Discover how to effortlessly deploy and execute Stable Diffusion models using the user-friendly Automatic1111 web UI on a powerful yet affordable cloud GPU. By following this comprehensive step-by-step guide, you’ll unlock the potential to generate and manipulate images using stable diffusion, all while maintaining budget-friendly operations.
We will use Jarvis Labs to rent a GPU to run stable diffusion on Automatic1111. Jarvis Labs provides cloud GPUs at reasonable rates with the options of on-demand and spot instances.

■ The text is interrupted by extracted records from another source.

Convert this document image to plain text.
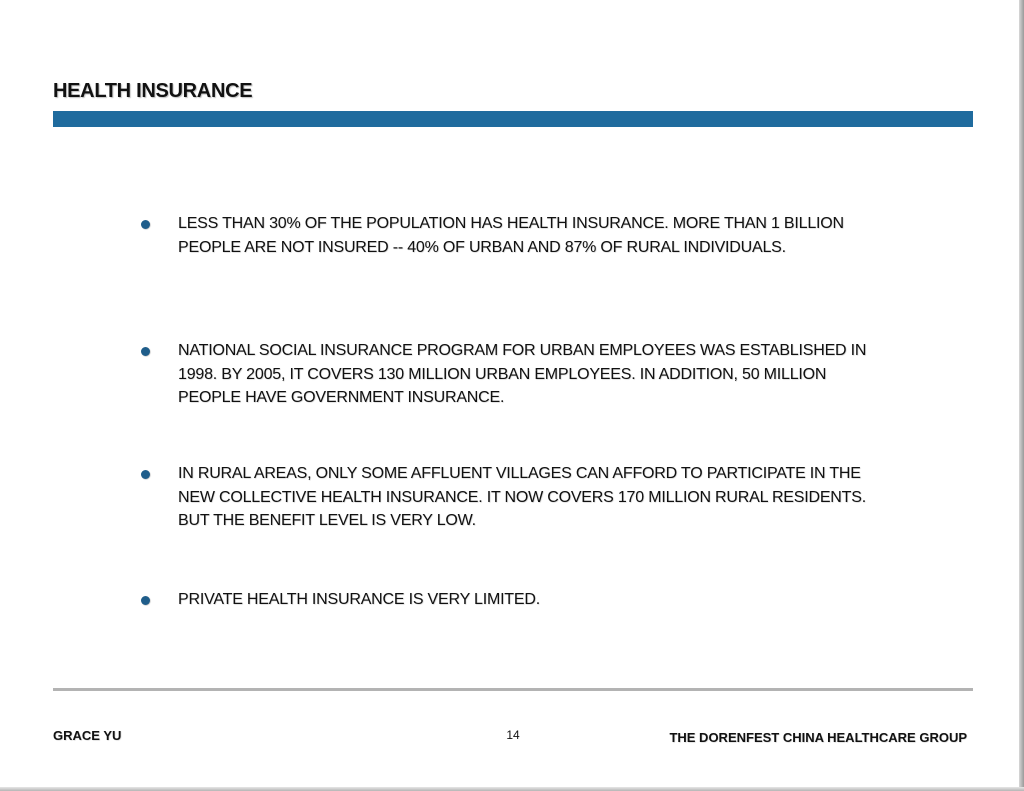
HEALTH INSURANCE
LESS THAN 30% OF THE POPULATION HAS HEALTH INSURANCE. MORE THAN 1 BILLION PEOPLE ARE NOT INSURED -- 40% OF URBAN AND 87% OF RURAL INDIVIDUALS.
NATIONAL SOCIAL INSURANCE PROGRAM FOR URBAN EMPLOYEES WAS ESTABLISHED IN 1998. BY 2005, IT COVERS 130 MILLION URBAN EMPLOYEES. IN ADDITION, 50 MILLION PEOPLE HAVE GOVERNMENT INSURANCE.
IN RURAL AREAS, ONLY SOME AFFLUENT VILLAGES CAN AFFORD TO PARTICIPATE IN THE NEW COLLECTIVE HEALTH INSURANCE. IT NOW COVERS 170 MILLION RURAL RESIDENTS. BUT THE BENEFIT LEVEL IS VERY LOW.
PRIVATE HEALTH INSURANCE IS VERY LIMITED.
GRACE YU	14	THE DORENFEST CHINA HEALTHCARE GROUP
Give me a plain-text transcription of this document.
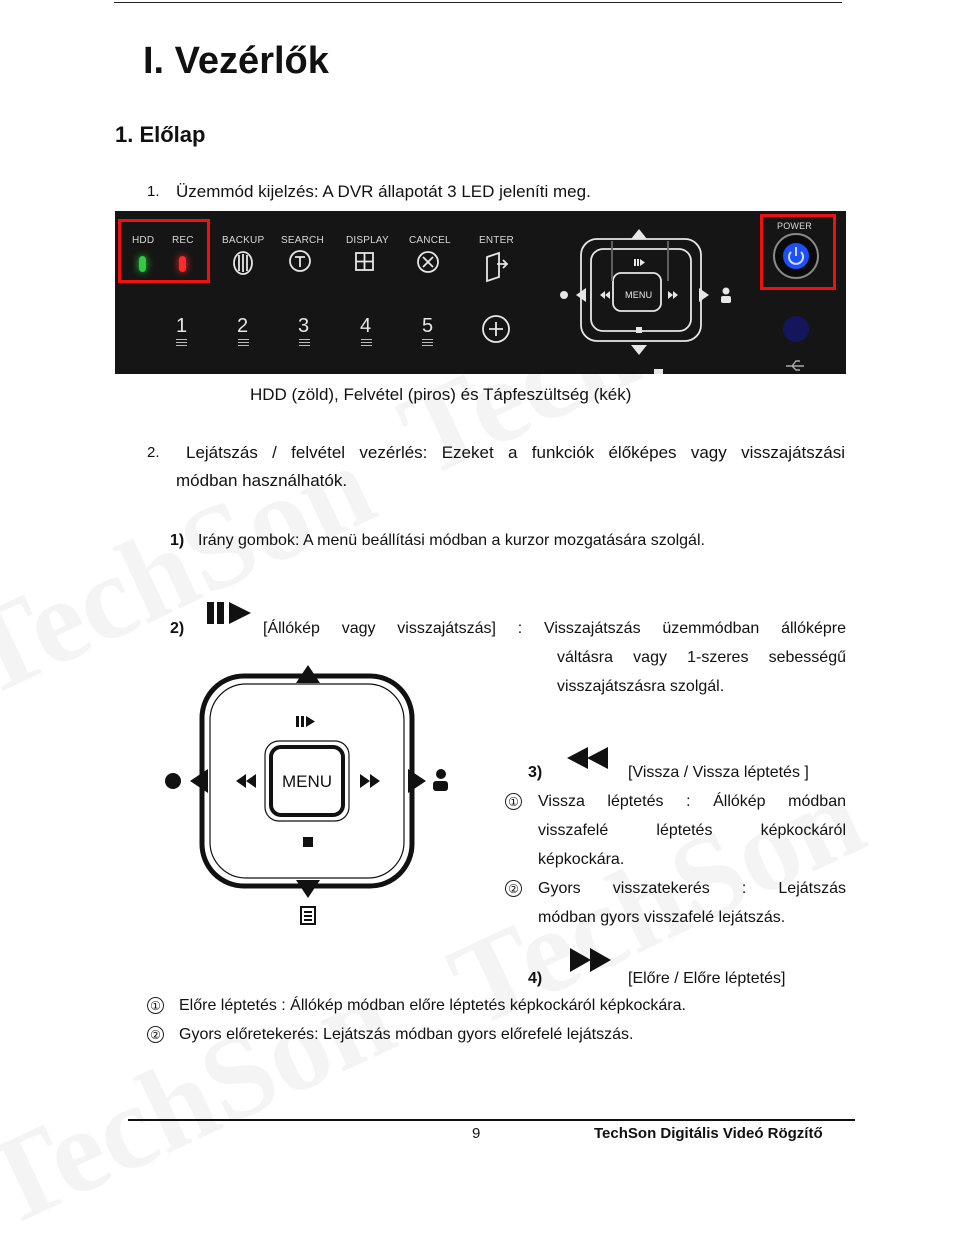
I. Vezérlők
1. Előlap
1. Üzemmód kijelzés: A DVR állapotát 3 LED jeleníti meg.
HDD REC	BACKUP SEARCH DISPLAY CANCEL	ENTER
POWER
MENU
1 2 3	4	5
HDD (zöld), Felvétel (piros) és Tápfeszültség (kék)
2. Lejátszás / felvétel vezérlés: Ezeket a funkciók élőképes vagy visszajátszási
módban használhatók.
1) Irány gombok: A menü beállítási módban a kurzor mozgatására szolgál.
2)	[Állókép vagy visszajátszás] : Visszajátszás üzemmódban állóképre
váltásra vagy 1-szeres sebességű
visszajátszásra szolgál.
MENU	3)	[Vissza / Vissza léptetés ]
① Vissza léptetés : Állókép módban
visszafelé léptetés képkockáról
képkockára.
② Gyors visszatekerés : Lejátszás
módban gyors visszafelé lejátszás.
4)	[Előre / Előre léptetés]
① Előre léptetés : Állókép módban előre léptetés képkockáról képkockára.
② Gyors előretekerés: Lejátszás módban gyors előrefelé lejátszás.
9	TechSon Digitális Videó Rögzítő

In my experience, I discovered that Jarvis Labs offers the most affordable GPU options with enough power and VRAM to run Stable Diffusion at a decent speed. On these GPU-instances you can also run other deep learning and Generative AI models like LLM (large language models).
Features of Jarvis Labs
- Curated deep learning environments – Pytorch, Tensorflow and Stable diffusion comes preinstalled. Can Import your own custom frameworks too with the help of Docker.
- No non-sense system set up – Launch your DL instance in < 30 seconds ⏳ and get instant access to Jupyter Lab.
- Easy to manage instances – Pause the instance to persist data and models to resume it later. Scale GPUs and expand storage upon resuming.
- Only pay for what you use – Pay per minute 💰 while the instance is running. Starting from $0.19/hr.
Step 1 – Create Account at Jarvis Labs
Go to cloud.jarvislabs.ai/register and create your account at Jarvis Labs. Once your account is ready, kindly sign in to Jarvis Labs.
Step 2 – Recharge wallet
Once you sign in, an instance creation form will appear on the page. Using this form you have to select the right GPU instance for Stable Diffusion.
Before selecting the instance, first recharge the wallet by clicking on the wallet icon.
Step 3 – Select GPU instance for Stable Diffusion
Once you have recharged your wallet, select Automatic1111 as the ‘Framework’ from the form. Under ‘GPU Type’ field there are multiple GPU offerings, select the one that fits your budget.
For seamless service, simply activate the ‘Reserved’ option. Disabling it will lower the per-hour cost for the instance, but keep in mind that disconnections may occur intermittently.
Step 4 – Launch Automatic1111 web UI
Now click on the Lauch button to start the instance with the specified configuration. A new card would appear on the same page as shown below.
Click on the highlighted icon to open Jupyter Lab.
In Jupyter Lab, click on the Terminal icon to open a terminal.
Now in the terminal run the following commands one-by-one:
- cd /home/stable-diffusion-webui/
- python launch.py –xformers –api –subpath=$TOKEN
It will take a few seconds to start the Automatic1111 API that you will use to access the stable diffusion models.
Now go back to the instance page and click on the API icon or button to launch Automatic1111.
Finally we have been able to launch Automatic1111 on an affordable GPU instance, thanks to Jarvis Labs!
Step 5 – Pause Automatic1111 web UI
Once you have used Automatic1111 with Stable Diffusion, you can use the pause button to stop running the instance.
Paused GPU instances won’t cost you anything. However, $0.03/hour will be deducted even for paused instances in Jarvis Labs. So, keep sufficient funds in your wallet.